Para evitar o assédio eleitoral, as empresas devem implementar normas internas que coíbam práticas abusivas e realizar treinamentos para conscientizar gestores e funcionários. A criação de canais de denúncia, como ouvidorias e comissões internas de prevenção (CIPA), também é essencial para promover um ambiente de trabalho saudável.
Caso o trabalhador seja vítima de assédio eleitoral, é fundamental que reúna provas, como mensagens de texto, e-mails ou testemunhos, e faça a denúncia aos órgãos competentes, como o Ministério Público do Trabalho (MPT), a Justiça Eleitoral, os sindicatos de classe e até mesmo na Justiça do Trabalho. Em muitos casos, essas denúncias resultam em condenações significativas, não apenas em prol do trabalhador individual, mas também em defesa de toda a coletividade.

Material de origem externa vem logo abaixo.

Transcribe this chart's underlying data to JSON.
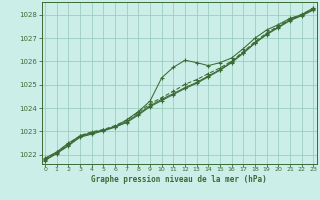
{
  "title": "Graphe pression niveau de la mer (hPa)",
  "bg_color": "#cceee8",
  "line_color": "#3a6b35",
  "grid_color": "#99ccbb",
  "spine_color": "#3a6b35",
  "xlim": [
    -0.3,
    23.3
  ],
  "ylim": [
    1021.6,
    1028.55
  ],
  "yticks": [
    1022,
    1023,
    1024,
    1025,
    1026,
    1027,
    1028
  ],
  "xticks": [
    0,
    1,
    2,
    3,
    4,
    5,
    6,
    7,
    8,
    9,
    10,
    11,
    12,
    13,
    14,
    15,
    16,
    17,
    18,
    19,
    20,
    21,
    22,
    23
  ],
  "x": [
    0,
    1,
    2,
    3,
    4,
    5,
    6,
    7,
    8,
    9,
    10,
    11,
    12,
    13,
    14,
    15,
    16,
    17,
    18,
    19,
    20,
    21,
    22,
    23
  ],
  "line1": [
    1021.85,
    1022.12,
    1022.5,
    1022.8,
    1022.95,
    1023.05,
    1023.2,
    1023.5,
    1023.85,
    1024.3,
    1025.3,
    1025.75,
    1026.05,
    1025.95,
    1025.82,
    1025.95,
    1026.15,
    1026.55,
    1027.0,
    1027.35,
    1027.58,
    1027.85,
    1028.0,
    1028.3
  ],
  "line2": [
    1021.82,
    1022.1,
    1022.45,
    1022.82,
    1022.98,
    1023.08,
    1023.25,
    1023.48,
    1023.82,
    1024.18,
    1024.45,
    1024.72,
    1025.02,
    1025.22,
    1025.48,
    1025.72,
    1026.02,
    1026.42,
    1026.85,
    1027.22,
    1027.52,
    1027.82,
    1028.02,
    1028.28
  ],
  "line3": [
    1021.78,
    1022.08,
    1022.42,
    1022.78,
    1022.92,
    1023.05,
    1023.2,
    1023.42,
    1023.75,
    1024.1,
    1024.38,
    1024.62,
    1024.88,
    1025.1,
    1025.38,
    1025.65,
    1025.98,
    1026.38,
    1026.8,
    1027.18,
    1027.48,
    1027.78,
    1027.98,
    1028.24
  ],
  "line4": [
    1021.75,
    1022.05,
    1022.38,
    1022.75,
    1022.88,
    1023.02,
    1023.18,
    1023.38,
    1023.7,
    1024.06,
    1024.32,
    1024.58,
    1024.84,
    1025.06,
    1025.34,
    1025.62,
    1025.95,
    1026.35,
    1026.78,
    1027.15,
    1027.45,
    1027.75,
    1027.96,
    1028.2
  ]
}
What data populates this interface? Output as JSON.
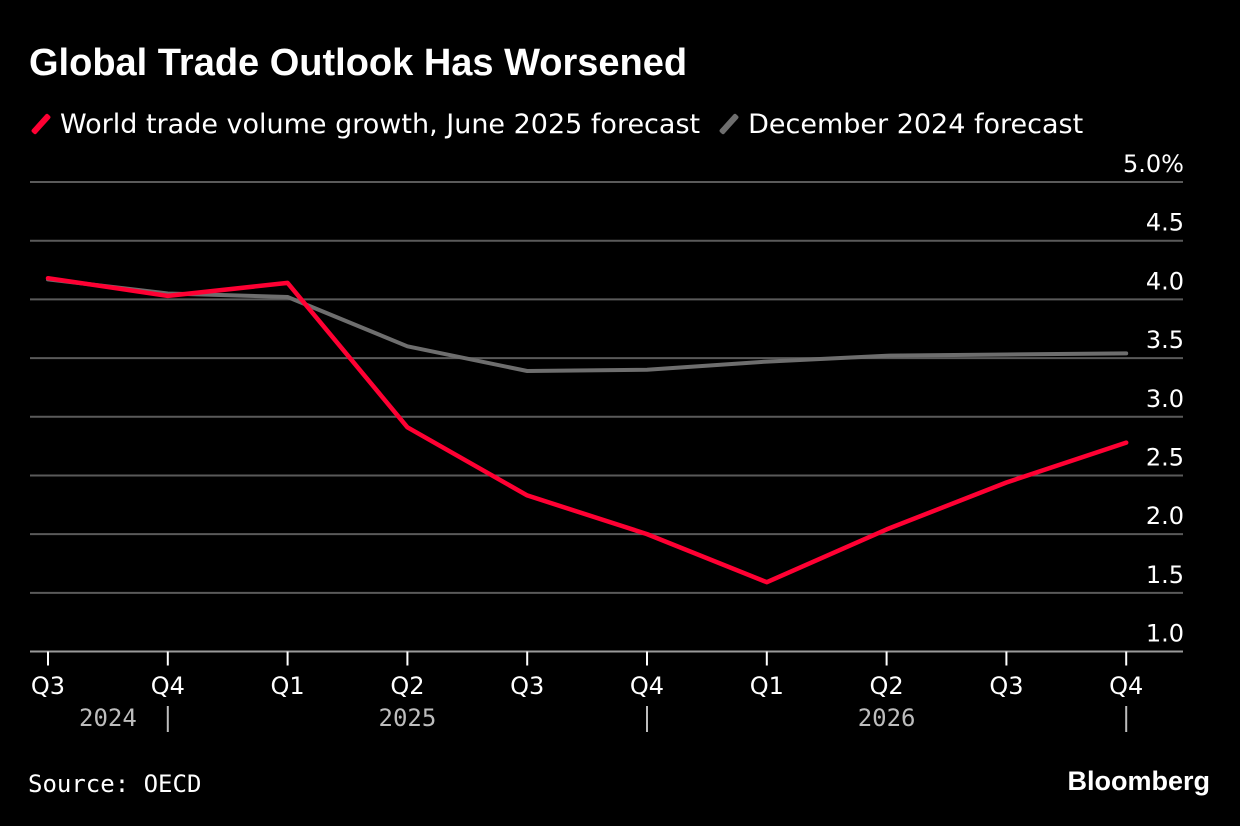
{
  "chart_data": {
    "type": "line",
    "title": "Global Trade Outlook Has Worsened",
    "categories": [
      "Q3",
      "Q4",
      "Q1",
      "Q2",
      "Q3",
      "Q4",
      "Q1",
      "Q2",
      "Q3",
      "Q4"
    ],
    "years": [
      {
        "label": "2024",
        "center_index": 0.5
      },
      {
        "label": "2025",
        "center_index": 3.0
      },
      {
        "label": "2026",
        "center_index": 7.0
      }
    ],
    "year_separators": [
      1,
      5,
      9
    ],
    "series": [
      {
        "name": "World trade volume growth, June 2025 forecast",
        "color": "#ff0033",
        "values": [
          4.18,
          4.03,
          4.14,
          2.91,
          2.33,
          2.0,
          1.59,
          2.04,
          2.44,
          2.78
        ]
      },
      {
        "name": "December 2024 forecast",
        "color": "#6e6e6e",
        "values": [
          4.17,
          4.05,
          4.02,
          3.6,
          3.39,
          3.4,
          3.47,
          3.52,
          3.53,
          3.54
        ]
      }
    ],
    "ylim": [
      0.8,
      5.0
    ],
    "yticks": [
      1.0,
      1.5,
      2.0,
      2.5,
      3.0,
      3.5,
      4.0,
      4.5,
      5.0
    ],
    "ytick_labels": [
      "1.0",
      "1.5",
      "2.0",
      "2.5",
      "3.0",
      "3.5",
      "4.0",
      "4.5",
      "5.0%"
    ],
    "gridlines": [
      1.5,
      2.0,
      2.5,
      3.0,
      3.5,
      4.0,
      4.5,
      5.0
    ],
    "xlabel": "",
    "ylabel": "",
    "legend": "top-left"
  },
  "source": "Source: OECD",
  "brand": "Bloomberg",
  "colors": {
    "background": "#000000",
    "grid": "#5a5a5a",
    "axis": "#9a9a9a"
  }
}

A liberdade política é um direito inalienável e deve ser protegida em todos os espaços, inclusive no ambiente de trabalho. Empresas que promovem um ambiente saudável e respeitoso, livre de qualquer forma de assédio, tendem a ser mais produtivas e lucrativas, além de cumprir seu papel social e contribuir para o fortalecimento da democracia.
Ana Gabriela Burlamaqui, graduada em Direito, é especialista em Prevenção e Administração de Riscos Trabalhistas, e pós-graduada em Direito Digital, LGPD e Compliance Trabalhista; Liane Araujo Garcia é advogada trabalhista. Ambas são sócias do escritório A. C. Burlamaqui Consultores.